Start with an audit of every service that sends email from your domain. Configure SPF and DKIM for each legitimate sender. Publish DMARC with p=none, monitor reports, fix issues, and only then move gradually toward enforcement.

For Nudgen users, authentication is the technical foundation for better lifecycle campaigns. Once your domain is trusted, behavior-based automation can do its job: sending relevant messages that help users activate, engage, return, and convert.

Frequently Asked Questions

Do I need SPF, DKIM, and DMARC?

Yes. SPF, DKIM, and DMARC solve different parts of the authentication problem. SPF validates the sending server, DKIM validates the message signature, and DMARC validates alignment and policy. For serious email sending, you should use all three.

Is SPF enough by itself?

No. SPF helps, but it does not fully protect your domain. SPF can also break in forwarding scenarios. DKIM and DMARC provide additional verification and policy control.

Is DKIM enough by itself?

No. DKIM proves that a message was signed and not modified, but DMARC is still needed to define what happens when authentication fails and to enforce domain alignment.

What DMARC policy should I start with?

Start with p=none. This lets you monitor authentication results without affecting delivery. After you confirm legitimate senders are passing, move gradually to p=quarantine and then p=reject.

How long does DNS propagation take?

DNS changes can appear within minutes, but full propagation can take longer depending on your DNS provider and TTL. If a new record does not show immediately, wait and check again later.

Can I use one SPF record for all subdomains?

No. SPF records are checked on the exact domain used in the return-path/envelope sender. If you send from a subdomain, configure SPF for that subdomain as needed.

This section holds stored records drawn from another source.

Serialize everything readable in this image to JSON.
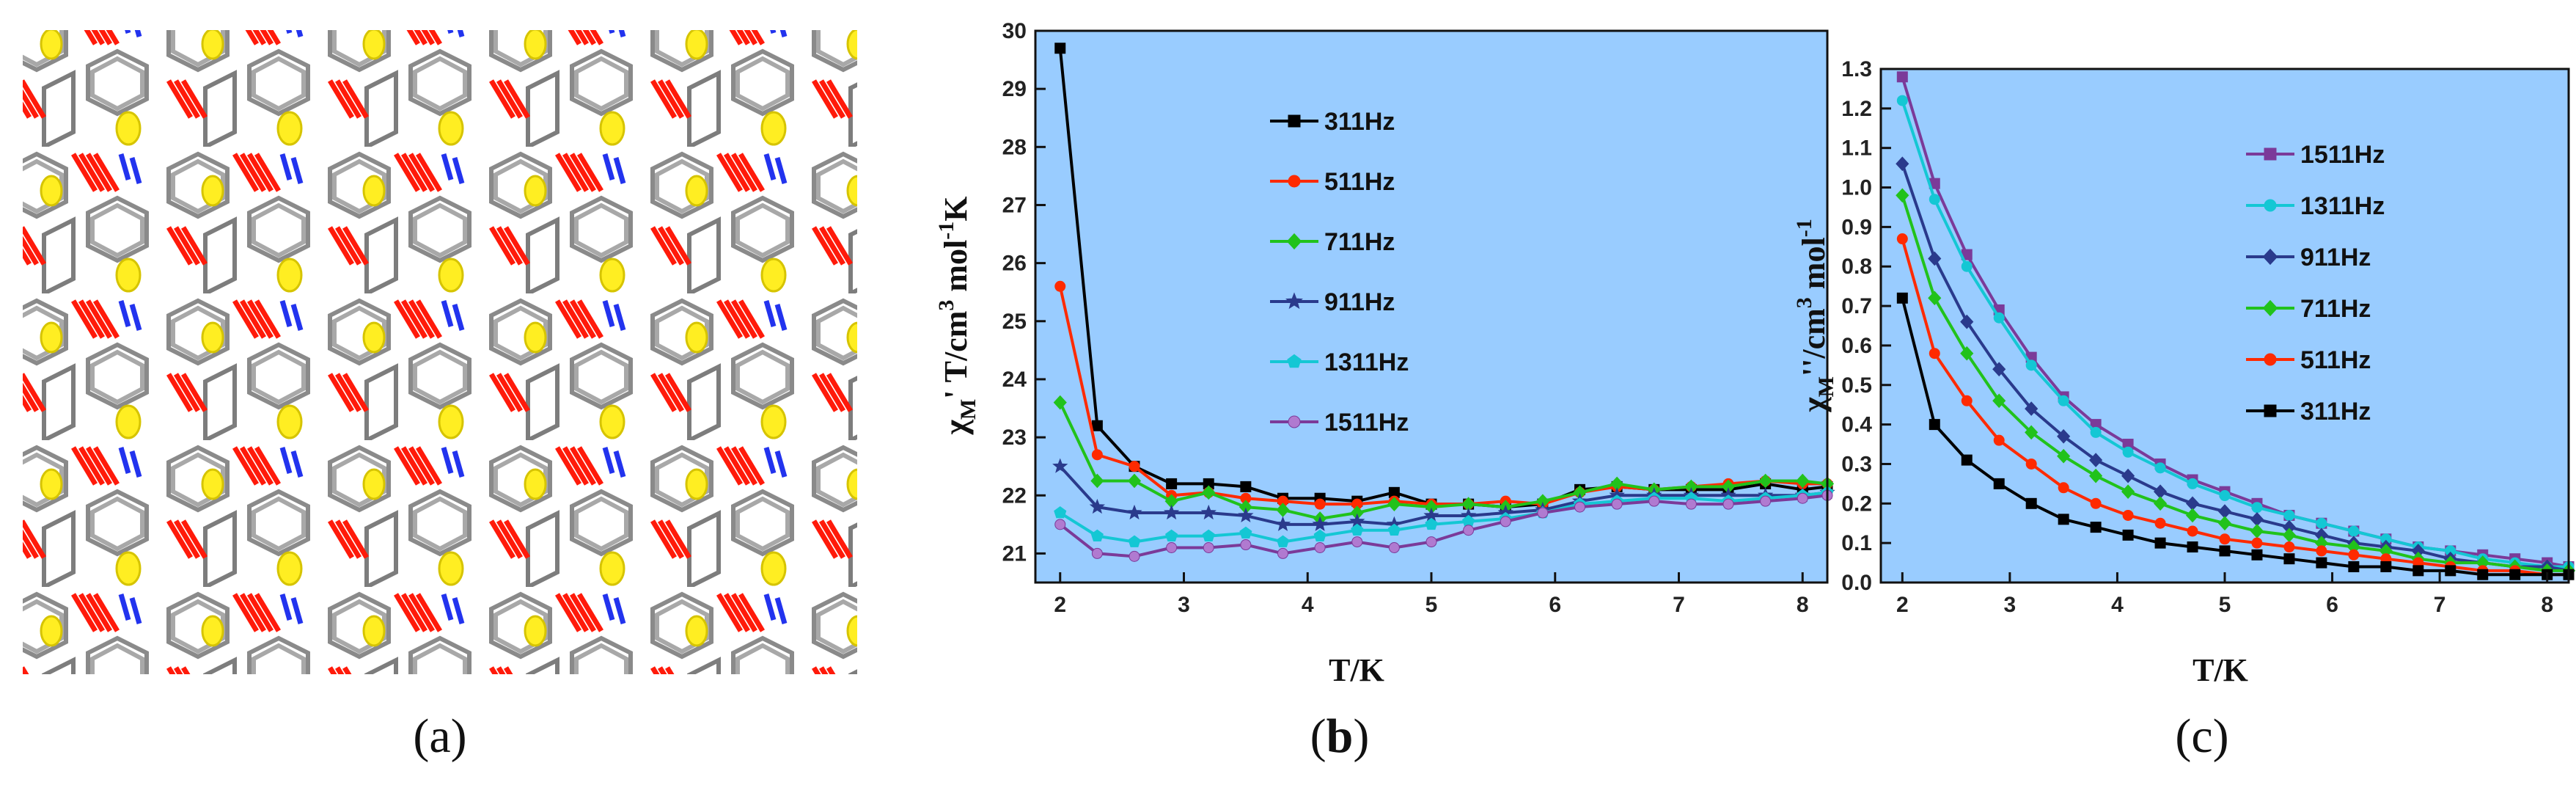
{
  "panels": {
    "a": "a",
    "b": "b",
    "c": "c"
  },
  "chart_data": [
    {
      "panel": "b",
      "type": "line",
      "title": "",
      "xlabel": "T/K",
      "ylabel": "χM' T/cm3 mol-1K",
      "ylabel_parts": {
        "chi": "χ",
        "sub": "M",
        "prime": "'",
        "rest": " T/cm",
        "sup1": "3",
        "mol": " mol",
        "sup2": "-1",
        "end": "K"
      },
      "xlim": [
        1.8,
        8.2
      ],
      "ylim": [
        20.5,
        30
      ],
      "xticks": [
        2,
        3,
        4,
        5,
        6,
        7,
        8
      ],
      "yticks": [
        21,
        22,
        23,
        24,
        25,
        26,
        27,
        28,
        29,
        30
      ],
      "background": "#99ccff",
      "legend_position": "top-left",
      "x": [
        2.0,
        2.3,
        2.6,
        2.9,
        3.2,
        3.5,
        3.8,
        4.1,
        4.4,
        4.7,
        5.0,
        5.3,
        5.6,
        5.9,
        6.2,
        6.5,
        6.8,
        7.1,
        7.4,
        7.7,
        8.0,
        8.2
      ],
      "series": [
        {
          "name": "311Hz",
          "color": "#000000",
          "marker": "square",
          "values": [
            29.7,
            23.2,
            22.5,
            22.2,
            22.2,
            22.15,
            21.95,
            21.95,
            21.9,
            22.05,
            21.85,
            21.85,
            21.8,
            21.85,
            22.1,
            22.15,
            22.1,
            22.1,
            22.1,
            22.2,
            22.1,
            22.15
          ]
        },
        {
          "name": "511Hz",
          "color": "#ff2a00",
          "marker": "circle",
          "values": [
            25.6,
            22.7,
            22.5,
            22.0,
            22.05,
            21.95,
            21.9,
            21.85,
            21.85,
            21.9,
            21.85,
            21.85,
            21.9,
            21.85,
            22.05,
            22.15,
            22.1,
            22.15,
            22.2,
            22.25,
            22.2,
            22.2
          ]
        },
        {
          "name": "711Hz",
          "color": "#21c21b",
          "marker": "diamond",
          "values": [
            23.6,
            22.25,
            22.25,
            21.9,
            22.05,
            21.8,
            21.75,
            21.6,
            21.7,
            21.85,
            21.8,
            21.85,
            21.8,
            21.9,
            22.05,
            22.2,
            22.1,
            22.15,
            22.15,
            22.25,
            22.25,
            22.2
          ]
        },
        {
          "name": "911Hz",
          "color": "#2a3a8c",
          "marker": "star",
          "values": [
            22.5,
            21.8,
            21.7,
            21.7,
            21.7,
            21.65,
            21.5,
            21.5,
            21.55,
            21.5,
            21.65,
            21.65,
            21.7,
            21.75,
            21.9,
            22.0,
            22.0,
            22.0,
            22.0,
            22.0,
            22.0,
            22.05
          ]
        },
        {
          "name": "1311Hz",
          "color": "#14c7d4",
          "marker": "pentagon",
          "values": [
            21.7,
            21.3,
            21.2,
            21.3,
            21.3,
            21.35,
            21.2,
            21.3,
            21.4,
            21.4,
            21.5,
            21.55,
            21.6,
            21.7,
            21.85,
            21.9,
            21.95,
            21.95,
            21.9,
            21.95,
            22.0,
            22.05
          ]
        },
        {
          "name": "1511Hz",
          "color": "#7b3a99",
          "marker": "sphere",
          "values": [
            21.5,
            21.0,
            20.95,
            21.1,
            21.1,
            21.15,
            21.0,
            21.1,
            21.2,
            21.1,
            21.2,
            21.4,
            21.55,
            21.7,
            21.8,
            21.85,
            21.9,
            21.85,
            21.85,
            21.9,
            21.95,
            22.0
          ]
        }
      ]
    },
    {
      "panel": "c",
      "type": "line",
      "title": "",
      "xlabel": "T/K",
      "ylabel": "χM''/cm3 mol-1",
      "ylabel_parts": {
        "chi": "χ",
        "sub": "M",
        "prime": "''",
        "rest": "/cm",
        "sup1": "3",
        "mol": " mol",
        "sup2": "-1"
      },
      "xlim": [
        1.8,
        8.2
      ],
      "ylim": [
        0.0,
        1.3
      ],
      "xticks": [
        2,
        3,
        4,
        5,
        6,
        7,
        8
      ],
      "yticks": [
        0.0,
        0.1,
        0.2,
        0.3,
        0.4,
        0.5,
        0.6,
        0.7,
        0.8,
        0.9,
        1.0,
        1.1,
        1.2,
        1.3
      ],
      "background": "#99ccff",
      "legend_position": "top-center",
      "x": [
        2.0,
        2.3,
        2.6,
        2.9,
        3.2,
        3.5,
        3.8,
        4.1,
        4.4,
        4.7,
        5.0,
        5.3,
        5.6,
        5.9,
        6.2,
        6.5,
        6.8,
        7.1,
        7.4,
        7.7,
        8.0,
        8.2
      ],
      "series": [
        {
          "name": "1511Hz",
          "color": "#7b3a99",
          "marker": "square",
          "values": [
            1.28,
            1.01,
            0.83,
            0.69,
            0.57,
            0.47,
            0.4,
            0.35,
            0.3,
            0.26,
            0.23,
            0.2,
            0.17,
            0.15,
            0.13,
            0.11,
            0.09,
            0.08,
            0.07,
            0.06,
            0.05,
            0.04
          ]
        },
        {
          "name": "1311Hz",
          "color": "#14c7d4",
          "marker": "circle",
          "values": [
            1.22,
            0.97,
            0.8,
            0.67,
            0.55,
            0.46,
            0.38,
            0.33,
            0.29,
            0.25,
            0.22,
            0.19,
            0.17,
            0.15,
            0.13,
            0.11,
            0.09,
            0.08,
            0.06,
            0.05,
            0.04,
            0.04
          ]
        },
        {
          "name": "911Hz",
          "color": "#2a3a8c",
          "marker": "diamond",
          "values": [
            1.06,
            0.82,
            0.66,
            0.54,
            0.44,
            0.37,
            0.31,
            0.27,
            0.23,
            0.2,
            0.18,
            0.16,
            0.14,
            0.12,
            0.1,
            0.09,
            0.08,
            0.06,
            0.05,
            0.04,
            0.04,
            0.03
          ]
        },
        {
          "name": "711Hz",
          "color": "#21c21b",
          "marker": "diamond",
          "values": [
            0.98,
            0.72,
            0.58,
            0.46,
            0.38,
            0.32,
            0.27,
            0.23,
            0.2,
            0.17,
            0.15,
            0.13,
            0.12,
            0.1,
            0.09,
            0.08,
            0.06,
            0.05,
            0.05,
            0.04,
            0.03,
            0.03
          ]
        },
        {
          "name": "511Hz",
          "color": "#ff2a00",
          "marker": "circle",
          "values": [
            0.87,
            0.58,
            0.46,
            0.36,
            0.3,
            0.24,
            0.2,
            0.17,
            0.15,
            0.13,
            0.11,
            0.1,
            0.09,
            0.08,
            0.07,
            0.06,
            0.05,
            0.04,
            0.03,
            0.03,
            0.02,
            0.02
          ]
        },
        {
          "name": "311Hz",
          "color": "#000000",
          "marker": "square",
          "values": [
            0.72,
            0.4,
            0.31,
            0.25,
            0.2,
            0.16,
            0.14,
            0.12,
            0.1,
            0.09,
            0.08,
            0.07,
            0.06,
            0.05,
            0.04,
            0.04,
            0.03,
            0.03,
            0.02,
            0.02,
            0.02,
            0.02
          ]
        }
      ]
    }
  ]
}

Can one DMARC record protect subdomains?

A DMARC record on the organizational domain can apply to subdomains depending on your policy, but you may still want separate DMARC records for important subdomains if they have different sending patterns or risk profiles.

What is DMARC alignment?

DMARC alignment means the domain authenticated by SPF or DKIM matches, or is related to, the visible From domain. At least one of SPF or DKIM must pass and align for DMARC to pass.

What is the difference between relaxed and strict alignment?

Relaxed alignment allows a subdomain to align with the organizational domain. Strict alignment requires an exact domain match. Relaxed alignment is the default and is commonly used by many senders.

What happens if I skip DMARC?

Without DMARC, inbox providers do not have a clear policy from you about how to handle messages that fail authentication. You also lose visibility from DMARC aggregate reports, which makes it harder to detect spoofing or misconfigured senders.

Does authentication guarantee inbox placement?

No. Authentication is required for trust, but inbox placement also depends on reputation, recipient engagement, complaint rate, bounce rate, content quality, sending patterns, and list quality.

Why do behavior-based emails help deliverability?

Behavior-based emails are usually more relevant because they respond to what a user actually did or did not do. Relevant emails tend to receive better engagement and fewer complaints, which can support healthier sender reputation over time.